Should patients receive continuous electronic monitoring of oxygenation and ventilation post-surgery?
This question was debated in a survey on ASA Standards and APSF Recommendations. “Hospital Newspaper” ran the results: 90 percent of participants answered “YES,” while 10 percent answered “NO.”
Those who checked “NO” might have been the study’s minority group, but their answers still made a surprising impact with some outsourced physicians and other experts in physician services.
“I am quite shocked that the ‘disagree group’ is that high,” exclaimed Dr. Marc Popovich, Medical Director of the Surgical Intensive Care Unit at Cleveland Clinic. “The question asked whether continuous monitoring should be ‘available and considered’ for all patients. What this survey result is saying is that 10% do not have monitoring available and it is not even being considered for their patients after surgery.”

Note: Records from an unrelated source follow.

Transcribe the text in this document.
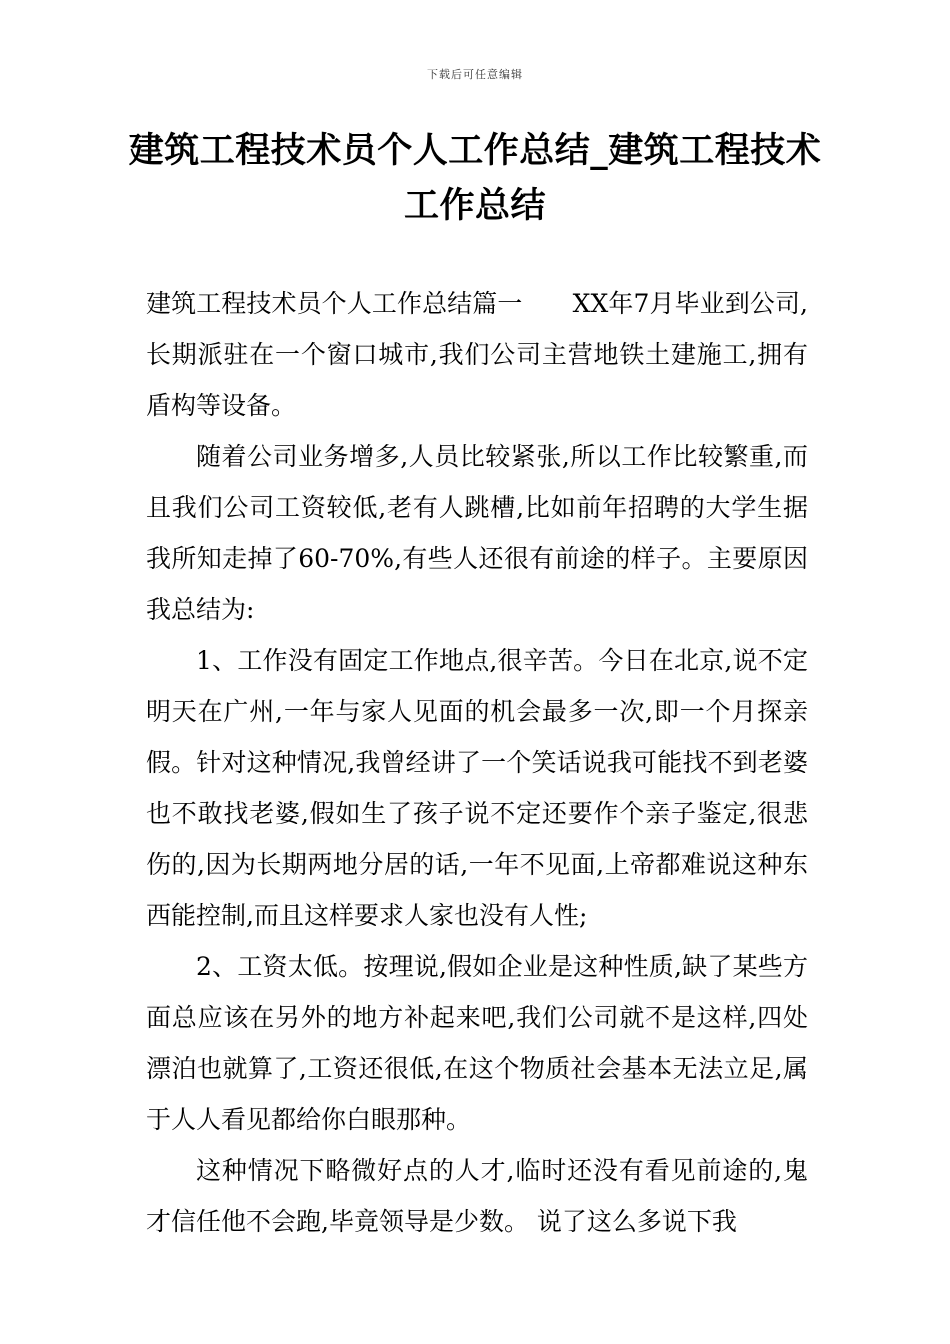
下载后可任意编辑
建筑工程技术员个人工作总结_建筑工程技术工作总结

建筑工程技术员个人工作总结篇一　　XX年7月毕业到公司,长期派驻在一个窗口城市,我们公司主营地铁土建施工,拥有盾构等设备。

随着公司业务增多,人员比较紧张,所以工作比较繁重,而且我们公司工资较低,老有人跳槽,比如前年招聘的大学生据我所知走掉了60-70%,有些人还很有前途的样子。主要原因我总结为:

1、工作没有固定工作地点,很辛苦。今日在北京,说不定明天在广州,一年与家人见面的机会最多一次,即一个月探亲假。针对这种情况,我曾经讲了一个笑话说我可能找不到老婆也不敢找老婆,假如生了孩子说不定还要作个亲子鉴定,很悲伤的,因为长期两地分居的话,一年不见面,上帝都难说这种东西能控制,而且这样要求人家也没有人性;

2、工资太低。按理说,假如企业是这种性质,缺了某些方面总应该在另外的地方补起来吧,我们公司就不是这样,四处漂泊也就算了,工资还很低,在这个物质社会基本无法立足,属于人人看见都给你白眼那种。

这种情况下略微好点的人才,临时还没有看见前途的,鬼才信任他不会跑,毕竟领导是少数。 说了这么多说下我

“Hospital Newspaper” explained that continuous electronic monitoring of oxygenation and ventilation reduces the likelihood of “unrecognized clinically significant opioid-induced depression of ventilation in the postoperative period.”
“I get too many calls from patients whose family members have died from post-op opiate overdose,” says Helen Haskell, co-founder of The Empowered Patient Coalition, a patient-focused nonprofit organization, based in California.
“From a patient’s point of view, this sort of error is incomprehensible, because it is so fundamental,” Haskell explained. “In terms of proper patient care, people should be able to assume that basic safety precautions have been taken when they are in the hospital.”